Comment moderniser la médecine « traditionnelle » africaine ?

Les clés pour le développement de la médecine "traditionnelle" en Afrique

Bien que l'usage soit déjà popularisé, nous sommes toujours réticents à l'idée d'employer le qualificatif "traditionnel" pour désigner la médecine africaine par opposition à la médecine occidentale qualifiée de "conventionnelle". Pourquoi faut-il employer des qualificatifs aussi manichéens qui désignent des systèmes de santé appartenant à des cultures différentes ?

En considérant, la médecine africaine de « traditionnelle », elle est implicitement placée dans un rapport hiérarchique vis à vis de celle occidentale encore appelée médecine « moderne[1] ». Je me suis donc appesanti sur les facteurs justifiant ce positionnement dichotomique entre la médecine "traditionnelle" africaine et la médecine "moderne" européenne. Nous proposons donc ici 5 composantes clés vers la modernisation de la médecine africaine.

1- Développer davantage de politiques reconnaissant la place de la médecine traditionnelle.

S'il est vrai que l'argent est le nerf de la guerre, alors le politique l'est davantage car c'est l'instance de décision qui entraîne les actions. Or, les pays africains, pour la plupart (25 sur 191 états membres de l'OMS) n'ont pas de politique qui fournit une « base solide pour définir le rôle de la médecine traditionnelle dans le cadre d'un système national de santé, en s'assurant que tous les mécanismes réglementaires et juridiques nécessaires soient créés pour encourager et maintenir une bonne pratique, que l'accès soit équitable et que l'authenticité, l'innocuité et l'efficacité des thérapies soient garanties ».

Au Sénégal comme au Cameroun et partout en Afrique, des initiatives émergent sporadiquement pour la promotion et l'institutionnalisation de ce corps de métier. La volonté politique est donc la base car, sans elle, le reste suivra difficilement.

2- Développer la scientificité de la médecine traditionnelle africaine.

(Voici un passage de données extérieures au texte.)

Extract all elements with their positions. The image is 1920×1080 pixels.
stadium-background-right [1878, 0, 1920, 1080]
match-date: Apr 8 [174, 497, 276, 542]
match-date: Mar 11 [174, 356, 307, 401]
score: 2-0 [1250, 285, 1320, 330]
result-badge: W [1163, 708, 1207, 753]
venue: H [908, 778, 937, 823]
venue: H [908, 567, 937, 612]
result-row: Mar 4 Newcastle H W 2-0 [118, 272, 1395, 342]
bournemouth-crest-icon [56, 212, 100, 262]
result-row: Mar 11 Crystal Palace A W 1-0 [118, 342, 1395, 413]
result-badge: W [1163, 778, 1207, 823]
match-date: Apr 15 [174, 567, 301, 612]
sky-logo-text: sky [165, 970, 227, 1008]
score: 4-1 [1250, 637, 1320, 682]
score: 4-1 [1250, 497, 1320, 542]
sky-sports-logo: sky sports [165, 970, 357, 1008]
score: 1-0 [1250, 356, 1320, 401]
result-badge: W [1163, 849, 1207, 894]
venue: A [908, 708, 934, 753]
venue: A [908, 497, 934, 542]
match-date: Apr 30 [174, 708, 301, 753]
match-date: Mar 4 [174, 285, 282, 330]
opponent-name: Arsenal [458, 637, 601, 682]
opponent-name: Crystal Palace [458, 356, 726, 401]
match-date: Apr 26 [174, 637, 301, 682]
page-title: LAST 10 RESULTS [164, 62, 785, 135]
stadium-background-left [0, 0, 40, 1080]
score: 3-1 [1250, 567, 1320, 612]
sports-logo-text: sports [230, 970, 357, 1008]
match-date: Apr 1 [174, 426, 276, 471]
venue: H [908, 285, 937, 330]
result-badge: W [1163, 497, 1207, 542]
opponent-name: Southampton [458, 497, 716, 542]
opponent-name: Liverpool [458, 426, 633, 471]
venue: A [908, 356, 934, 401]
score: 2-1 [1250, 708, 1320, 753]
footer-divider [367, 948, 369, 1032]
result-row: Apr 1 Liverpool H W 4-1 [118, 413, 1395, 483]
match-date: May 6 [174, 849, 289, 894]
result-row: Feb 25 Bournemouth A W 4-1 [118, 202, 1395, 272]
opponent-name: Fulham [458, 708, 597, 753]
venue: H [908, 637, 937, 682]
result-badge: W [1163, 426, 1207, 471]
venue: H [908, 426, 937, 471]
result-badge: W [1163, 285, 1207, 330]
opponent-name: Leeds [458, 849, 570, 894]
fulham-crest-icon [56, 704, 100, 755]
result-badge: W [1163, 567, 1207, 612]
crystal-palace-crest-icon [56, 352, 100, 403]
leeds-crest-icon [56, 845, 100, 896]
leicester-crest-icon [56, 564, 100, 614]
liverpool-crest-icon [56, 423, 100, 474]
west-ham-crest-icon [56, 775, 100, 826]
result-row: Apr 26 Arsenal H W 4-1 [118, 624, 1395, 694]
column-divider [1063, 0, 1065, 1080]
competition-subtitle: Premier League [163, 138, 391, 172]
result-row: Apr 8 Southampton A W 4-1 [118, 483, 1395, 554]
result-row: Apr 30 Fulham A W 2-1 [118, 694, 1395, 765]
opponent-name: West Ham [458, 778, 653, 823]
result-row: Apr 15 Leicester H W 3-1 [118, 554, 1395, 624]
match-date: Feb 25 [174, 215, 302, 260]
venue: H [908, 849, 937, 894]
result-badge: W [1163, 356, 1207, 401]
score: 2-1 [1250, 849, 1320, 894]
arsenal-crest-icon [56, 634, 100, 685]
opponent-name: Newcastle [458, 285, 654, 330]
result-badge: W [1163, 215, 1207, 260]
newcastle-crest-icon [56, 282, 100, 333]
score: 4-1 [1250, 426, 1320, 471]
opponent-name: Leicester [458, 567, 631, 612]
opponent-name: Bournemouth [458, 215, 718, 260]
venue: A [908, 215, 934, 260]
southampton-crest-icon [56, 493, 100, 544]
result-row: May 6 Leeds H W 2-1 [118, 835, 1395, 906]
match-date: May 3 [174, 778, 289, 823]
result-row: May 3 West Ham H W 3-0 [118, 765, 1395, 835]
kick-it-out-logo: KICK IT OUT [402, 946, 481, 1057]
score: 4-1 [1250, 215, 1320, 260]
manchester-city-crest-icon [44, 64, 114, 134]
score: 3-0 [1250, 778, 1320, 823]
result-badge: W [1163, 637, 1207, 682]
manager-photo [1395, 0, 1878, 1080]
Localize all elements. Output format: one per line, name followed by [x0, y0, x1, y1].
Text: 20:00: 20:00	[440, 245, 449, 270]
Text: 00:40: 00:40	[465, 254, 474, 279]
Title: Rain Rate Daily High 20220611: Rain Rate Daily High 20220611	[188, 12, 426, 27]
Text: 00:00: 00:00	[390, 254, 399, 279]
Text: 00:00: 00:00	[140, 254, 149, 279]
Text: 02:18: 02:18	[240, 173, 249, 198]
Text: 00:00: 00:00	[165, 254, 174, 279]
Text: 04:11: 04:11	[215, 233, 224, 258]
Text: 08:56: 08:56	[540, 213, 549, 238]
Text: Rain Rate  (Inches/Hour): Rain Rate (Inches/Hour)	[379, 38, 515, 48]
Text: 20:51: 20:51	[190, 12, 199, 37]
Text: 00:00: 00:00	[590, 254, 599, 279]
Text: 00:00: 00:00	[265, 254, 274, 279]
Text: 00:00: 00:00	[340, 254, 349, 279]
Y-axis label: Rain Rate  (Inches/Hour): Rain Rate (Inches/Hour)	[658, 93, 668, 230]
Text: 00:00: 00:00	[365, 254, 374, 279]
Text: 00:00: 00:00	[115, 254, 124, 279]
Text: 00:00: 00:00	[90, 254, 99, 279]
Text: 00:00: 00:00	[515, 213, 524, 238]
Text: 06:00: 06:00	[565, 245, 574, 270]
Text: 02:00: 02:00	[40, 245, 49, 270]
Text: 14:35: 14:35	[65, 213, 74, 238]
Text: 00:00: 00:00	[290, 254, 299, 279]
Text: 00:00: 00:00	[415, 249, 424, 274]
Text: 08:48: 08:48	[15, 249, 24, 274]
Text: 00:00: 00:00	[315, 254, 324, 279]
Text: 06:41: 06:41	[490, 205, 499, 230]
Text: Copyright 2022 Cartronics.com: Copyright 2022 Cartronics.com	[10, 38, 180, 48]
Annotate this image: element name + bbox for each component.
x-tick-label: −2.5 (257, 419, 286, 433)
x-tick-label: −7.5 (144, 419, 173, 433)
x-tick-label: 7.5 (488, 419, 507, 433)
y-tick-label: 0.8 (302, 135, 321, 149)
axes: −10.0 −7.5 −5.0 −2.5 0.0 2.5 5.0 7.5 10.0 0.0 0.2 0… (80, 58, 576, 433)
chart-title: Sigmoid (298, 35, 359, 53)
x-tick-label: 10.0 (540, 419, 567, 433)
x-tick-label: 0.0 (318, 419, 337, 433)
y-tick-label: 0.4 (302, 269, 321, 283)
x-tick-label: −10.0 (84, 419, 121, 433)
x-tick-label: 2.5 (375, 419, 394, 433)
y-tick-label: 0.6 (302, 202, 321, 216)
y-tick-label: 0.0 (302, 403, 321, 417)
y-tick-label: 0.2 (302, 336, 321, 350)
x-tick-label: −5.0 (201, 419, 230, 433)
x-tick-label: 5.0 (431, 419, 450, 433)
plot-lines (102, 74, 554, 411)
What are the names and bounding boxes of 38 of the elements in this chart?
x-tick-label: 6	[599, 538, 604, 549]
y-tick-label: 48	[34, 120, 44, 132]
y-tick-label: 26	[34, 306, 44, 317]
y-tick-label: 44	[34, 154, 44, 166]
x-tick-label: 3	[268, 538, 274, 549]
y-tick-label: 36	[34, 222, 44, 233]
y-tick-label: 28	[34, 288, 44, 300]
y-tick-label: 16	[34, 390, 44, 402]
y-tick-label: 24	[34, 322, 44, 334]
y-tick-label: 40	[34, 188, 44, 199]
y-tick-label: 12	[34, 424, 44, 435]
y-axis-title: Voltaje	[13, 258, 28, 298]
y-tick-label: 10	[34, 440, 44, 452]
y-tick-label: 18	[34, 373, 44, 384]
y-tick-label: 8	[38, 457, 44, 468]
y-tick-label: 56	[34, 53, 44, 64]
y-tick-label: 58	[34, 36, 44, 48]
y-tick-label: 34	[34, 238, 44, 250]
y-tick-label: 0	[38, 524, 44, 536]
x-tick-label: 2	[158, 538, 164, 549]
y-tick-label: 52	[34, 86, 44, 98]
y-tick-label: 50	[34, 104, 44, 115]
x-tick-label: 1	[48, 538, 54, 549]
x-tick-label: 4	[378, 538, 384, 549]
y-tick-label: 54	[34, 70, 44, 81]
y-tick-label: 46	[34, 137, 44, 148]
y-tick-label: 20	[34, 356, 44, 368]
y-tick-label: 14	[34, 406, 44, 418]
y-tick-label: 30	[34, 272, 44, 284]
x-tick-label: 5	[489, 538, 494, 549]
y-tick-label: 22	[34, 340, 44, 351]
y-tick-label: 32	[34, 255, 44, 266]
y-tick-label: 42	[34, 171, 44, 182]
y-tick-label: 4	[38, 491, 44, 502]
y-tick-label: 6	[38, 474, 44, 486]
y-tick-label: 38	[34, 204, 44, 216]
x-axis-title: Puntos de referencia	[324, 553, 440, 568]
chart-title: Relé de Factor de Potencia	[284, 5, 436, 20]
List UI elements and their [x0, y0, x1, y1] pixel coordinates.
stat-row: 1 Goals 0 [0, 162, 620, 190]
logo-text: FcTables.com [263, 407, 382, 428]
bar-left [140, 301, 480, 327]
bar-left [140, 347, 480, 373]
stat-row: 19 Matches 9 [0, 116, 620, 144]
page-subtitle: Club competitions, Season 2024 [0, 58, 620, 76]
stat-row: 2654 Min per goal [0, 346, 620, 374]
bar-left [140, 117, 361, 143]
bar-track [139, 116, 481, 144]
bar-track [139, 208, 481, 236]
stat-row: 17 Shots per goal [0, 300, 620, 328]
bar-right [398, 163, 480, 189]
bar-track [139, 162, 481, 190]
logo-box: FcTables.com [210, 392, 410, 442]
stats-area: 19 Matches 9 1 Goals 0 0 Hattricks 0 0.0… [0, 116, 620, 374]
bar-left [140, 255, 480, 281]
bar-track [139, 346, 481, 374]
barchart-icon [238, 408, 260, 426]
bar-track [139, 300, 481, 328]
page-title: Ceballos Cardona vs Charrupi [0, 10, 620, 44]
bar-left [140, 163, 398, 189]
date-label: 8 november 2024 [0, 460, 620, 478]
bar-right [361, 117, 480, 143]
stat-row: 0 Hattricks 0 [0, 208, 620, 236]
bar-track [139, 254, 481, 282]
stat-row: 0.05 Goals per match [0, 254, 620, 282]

Notre conception de la science et de l'épistémologie a été biaisée à la base et cela se vérifie dans la médecine traditionnelle. Lors d'une discussion avec le Dr. Pierre Célestin Mboua, enseignant de psychologie à l'Université de Dschang (Cameroun), ce dernier expliquait que la représentation de la science dans les mentalités africaines était "erronée". Certains africains préférent la pratique à la théorie, car ils pensent toujours que la "théorisation" est un champ qui ne nous concerne point. Que cela devrait davantage préoccuper la société occidentale. Il n'est pas rare de voir des enseignants recommander à leur élèves:

"Il ne faut pas te casser la tête pour comprendre les formules là, ce sont les problèmes du blanc, tout ce que tu dois faire c'est de les appliquer et cela me va"

       

Cela est visible aussi dans la médecine traditionnelle où seuls quelques initiés maitrisent la science et l'art nécessaires pour la préparation des décoctions thérapeutiques. Mais refusent obstinément d'en livrer le secret ou la recette. En Afrique, les savoirs médicinaux se transmettent de manière générationnelle et par l'oralité de père en fils. C'est d'ailleurs pourquoi Hampaté Bâ comparait un vieillard qui mourait à une bibliothèque qui brûle. Et cette assertion demeure fatalement toujours d'actualité.

Pourquoi fatalement ? Parce que l'Afrique a traversé l'ère du repli identitaire ou communautaire avec l’intensification des flux de la mondialisation. Nous vivons une ère dite mondialisée caractérisée par un intérêt accrue pour l'économie des savoirs et de la connaissance. Aujourd'hui ce ne sont plus armes qui gouvernent mais les idées. Or l'Afrique, en termes de production scientifique, est à la traîne.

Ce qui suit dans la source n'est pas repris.